During the hearing of petitions against the government’s plan to allow the activity, a provincial law officer submitted a report before the court of Justice Shakilur Rehman Khan saying the government decided not to permit the kite flying for the spring season of 2019.

“Though, since the Basant-festival is a recognized festival and taken as a cultural activity in Lahore and other parts of the province, besides undeniable economic activity nourishing a large number of families associated with the profession of kite manufacturing, the government is actively considering different options with one obvious choice to introduce fresh lawmaking on the subject containing stringent measures and effective regulatory framework fully guaranteeing the safety of human life and property, after consultation with all the investors,” said the report.

It further detailed that the government would take a balanced decision to permit the kite flying in future after arriving at the consensus with the investors and formulation of regulatory regime duly envisaged by the new enactment with special focus on promotion of social and economic activities for the people of the province in a very peaceful manner with complete assurance to safety of human life and property.

He pointed out that the government in the past thought it appropriate to impose a complete ban on kite flying in order to save life and property of the citizens.
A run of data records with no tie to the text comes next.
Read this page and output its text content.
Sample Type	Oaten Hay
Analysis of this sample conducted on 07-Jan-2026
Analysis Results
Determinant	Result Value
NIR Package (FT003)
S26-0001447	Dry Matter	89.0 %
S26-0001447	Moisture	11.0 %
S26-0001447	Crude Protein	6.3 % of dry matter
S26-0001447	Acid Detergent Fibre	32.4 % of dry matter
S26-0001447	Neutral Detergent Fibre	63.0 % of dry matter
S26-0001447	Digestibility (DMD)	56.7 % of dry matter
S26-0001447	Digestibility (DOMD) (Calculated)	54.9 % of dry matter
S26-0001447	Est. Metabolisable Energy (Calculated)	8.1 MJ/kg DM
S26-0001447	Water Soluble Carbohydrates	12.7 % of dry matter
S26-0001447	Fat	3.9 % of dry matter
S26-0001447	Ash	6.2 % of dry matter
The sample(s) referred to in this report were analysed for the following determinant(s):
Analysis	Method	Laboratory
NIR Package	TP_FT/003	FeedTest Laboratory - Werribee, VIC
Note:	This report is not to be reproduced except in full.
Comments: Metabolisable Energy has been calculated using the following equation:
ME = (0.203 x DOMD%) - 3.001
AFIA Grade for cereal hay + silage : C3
“If there is a ban what action has been taken against the violators?” Justice Khan asked the law officer and added as to why the government did not take action unless there was a loss of life.

The law officer guaranteed the court that zero tolerance would be shown against the violators of the ban.

The judge disposed of the petitions and engaged the government to adopt all protective measures if it ever decides to permit the kite flying in future.

Earlier, Advocates Safdar Shaheen Pirzada and Sheraz Zaka appeared on behalf of the supplicants. They implored that the kite flying had become a ‘bloody sport’ and it should not be allowable at any cost.

They asked the court to restrain the government from allowing kite flying or celebration of Basant — festival and to also declare null and void section 4(1) and 4-B of Prohibition of Kite Flying Ordinance 2001, which empowered the government to permit kite flying.